Сталин закончил обсуждение вопроса, которым они занимались, поднял на меня глаза и спросил:
— Ну, что вы скажете об этом письме, товарищ Василевский?
Я сказал, что поражён этим письмом.
— А что вы думаете насчёт предстоящих действий после того, как прочли это письмо?
Я ответил, что… наступление надо начинать в установленные сроки, по моему глубокому убеждению, оно увенчается успехом.
— А как вы объясняете это письмо?
— Я сказал, что не могу объяснить это письмо.
— Как вы оцениваете автора этого письма?
— Я ответил, что считаю Вольского отличным командиром корпуса, способным выполнить возложенное на него задание.
— А теперь, после этого письма? — спросил Сталин, — Можно ли его оставить на корпусе, по вашему мнению?

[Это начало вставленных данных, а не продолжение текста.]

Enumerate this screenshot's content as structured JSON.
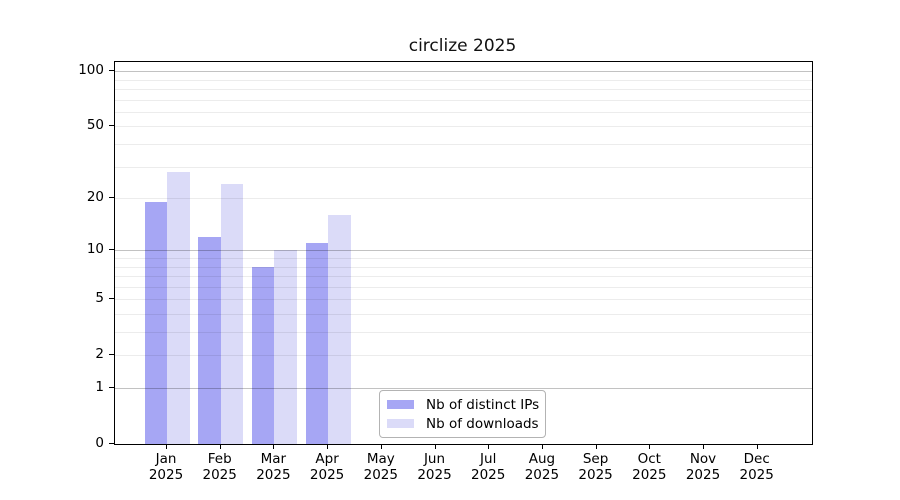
{
  "chart_data": {
    "type": "bar",
    "title": "circlize 2025",
    "categories": [
      "Jan",
      "Feb",
      "Mar",
      "Apr",
      "May",
      "Jun",
      "Jul",
      "Aug",
      "Sep",
      "Oct",
      "Nov",
      "Dec"
    ],
    "x_sublabel": "2025",
    "series": [
      {
        "name": "Nb of distinct IPs",
        "color": "#a6a6f4",
        "values": [
          19,
          12,
          8,
          11,
          0,
          0,
          0,
          0,
          0,
          0,
          0,
          0
        ]
      },
      {
        "name": "Nb of downloads",
        "color": "#dbdbf8",
        "values": [
          28,
          24,
          10,
          16,
          0,
          0,
          0,
          0,
          0,
          0,
          0,
          0
        ]
      }
    ],
    "yscale": "log10(value+1)",
    "yticks": [
      0,
      1,
      2,
      5,
      10,
      20,
      50,
      100
    ],
    "grid_major": [
      1,
      10,
      100
    ],
    "grid_minor": [
      2,
      3,
      4,
      5,
      6,
      7,
      8,
      9,
      20,
      30,
      40,
      50,
      60,
      70,
      80,
      90
    ],
    "ylim": [
      0,
      113
    ],
    "legend_position": "lower center",
    "colors": {
      "grid_major": "#c2c2c2",
      "grid_minor": "#ededed",
      "axis": "#000000",
      "background": "#ffffff"
    }
  }
}
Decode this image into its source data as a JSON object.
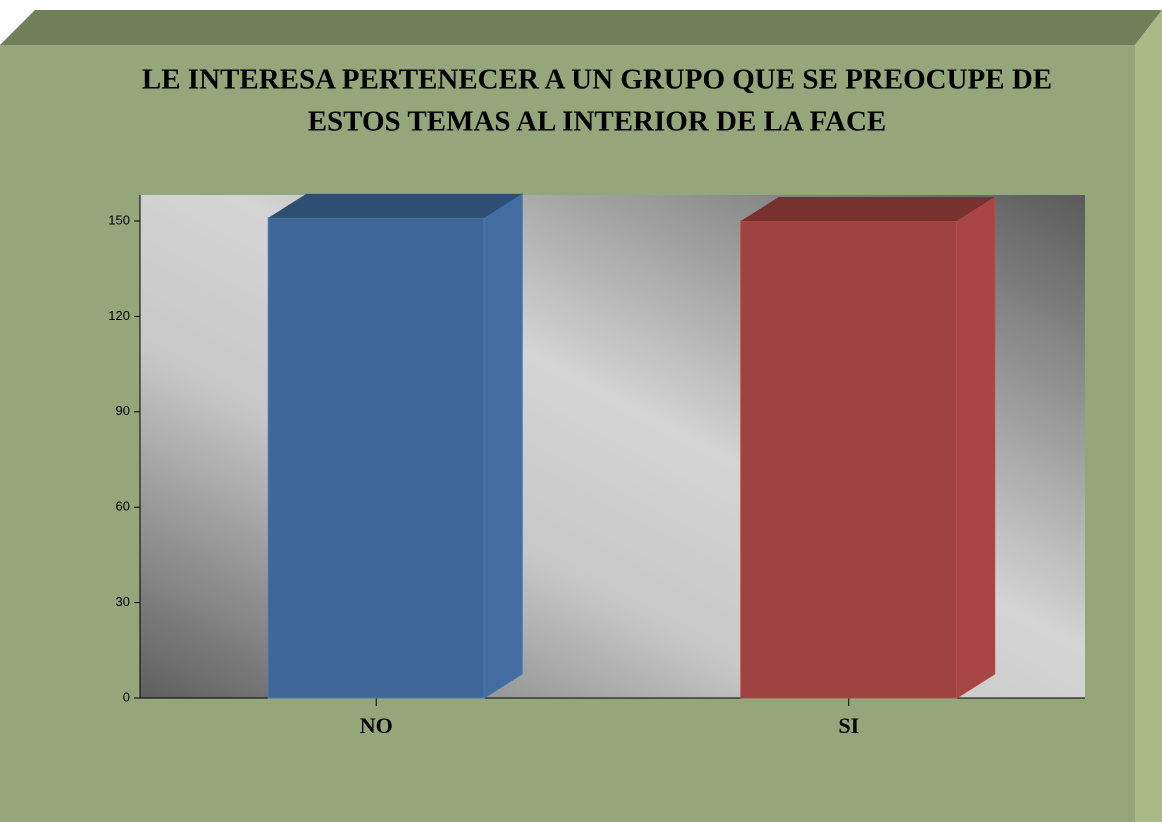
{
  "chart_data": {
    "type": "bar3d",
    "title": "LE INTERESA PERTENECER A UN GRUPO QUE SE PREOCUPE DE",
    "subtitle": "ESTOS TEMAS AL INTERIOR DE LA FACE",
    "categories": [
      "NO",
      "SI"
    ],
    "values": [
      151,
      150
    ],
    "colors": [
      "#3f6899",
      "#9e4240"
    ],
    "ylim": [
      0,
      150
    ],
    "yticks": [
      0,
      30,
      60,
      90,
      120,
      150
    ]
  }
}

Я несколько секунд думал над этим, потом сказал, что я лично считаю невозможным снимать командира корпуса накануне наступления и считаю правильным оставить Вольского на его должности, но, конечно, с ним необходимо говорить.
Через некоторое время Вольского нашли.
Сталин взял трубку.
— Здравствуйте, Вольский. Я прочёл ваше письмо. Я никому его не показывал, о нём никто не знает. Я думаю, что вы неправильно оцениваете наши и свои возможности. Я уверен, что вы справитесь с возложенными на вас задачами и сделаете всё, чтобы ваш корпус выполнил всё и добился успеха. Готовы ли вы сделать всё, от вас зависящее, чтобы выполнить поставленную перед вами задачу?
Очевидно, последовал ответ, что готов.
Тогда Сталин сказал:
— Я верю в то, что вы выполните вашу задачу, товарищ Вольский. Желаю вам успеха.
Он говорил всё это абсолютно спокойно, с полной выдержкой, я бы сказал даже, что говорил он с Вольским мягко.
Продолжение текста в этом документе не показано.